[3/16/22: edited title to reflect the cutoff of Russian markets from investors]
I've been thinking through the endgame scenarios for the Ukraine war. The following article somewhat summarizes my thoughts.
https://www.marketwatch.com/story/russias-invasion-of-ukraine-4-ways-this-war-could-end-11646324852?mod=mw_latestnewsOutcomes:1) Putin retreats or a treaty is agreed to
2) Russia gets into a decade-long quagmire
3) New Iron Curtain
4) NATO vs. Russia war
In scenarios 1 or 2, Russian stocks could recover dramatically, even if they are limited by sanctions to their domestic market. Of course, if the ruble keeps falling they won't earn much for Western investors.
Scenarios 3 and 4 could involve bans on foreign ownership and investments going to zero.
Yes, these are speculative penny stocks. But at some point, we have to recognize that Gazprom and Lukoil will continue selling gas/oil to Europe and China as they are doing today, Russian banks will continue to earn profits in Russia, etc. I don't think we're looking at communist-style nationalization, but it's possible in scenarios 3 and 4. Putin's new Soviet Union may continue to have capitalistic elements such as a stock market (now closed for 4 days like in 1998), foreign ownership of shares (like China), open forex markets (like now, still) etc.

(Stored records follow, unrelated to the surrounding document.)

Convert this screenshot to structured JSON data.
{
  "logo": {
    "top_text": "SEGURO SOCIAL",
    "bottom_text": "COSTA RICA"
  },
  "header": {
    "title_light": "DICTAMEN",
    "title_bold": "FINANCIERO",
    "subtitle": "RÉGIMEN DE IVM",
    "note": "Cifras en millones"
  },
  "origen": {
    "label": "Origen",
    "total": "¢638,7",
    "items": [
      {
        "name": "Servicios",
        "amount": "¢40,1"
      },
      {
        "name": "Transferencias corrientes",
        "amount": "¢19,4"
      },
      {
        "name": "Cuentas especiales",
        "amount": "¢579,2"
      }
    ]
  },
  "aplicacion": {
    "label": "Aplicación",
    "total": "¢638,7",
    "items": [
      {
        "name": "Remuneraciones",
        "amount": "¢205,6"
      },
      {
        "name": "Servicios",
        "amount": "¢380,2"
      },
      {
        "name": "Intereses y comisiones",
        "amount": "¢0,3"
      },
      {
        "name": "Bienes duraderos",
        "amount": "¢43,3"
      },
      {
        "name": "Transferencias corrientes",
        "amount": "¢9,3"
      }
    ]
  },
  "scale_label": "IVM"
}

Russian stocks are now selling at TTM PE ratios less than 0.5 to the extent they are still trading. At some point, if one assigns any probability whatsoever of Russia not collapsing Venezuela-style, private property rights of foreigners still existing in the future, and the world still needing oil and gas a couple years from now, it makes sense to gamble at some level of cheapness. Even if their long-term earnings are cut in half, you're still buying a stock with a PE ratio of, what, one?
Maybe now is the height of the panic / liquidity squeeze due to the Russian stock exchange being temporarily closed. I assign the most weight to scenario #2, so I can imagine these shares rebounding quickly. Your thoughts?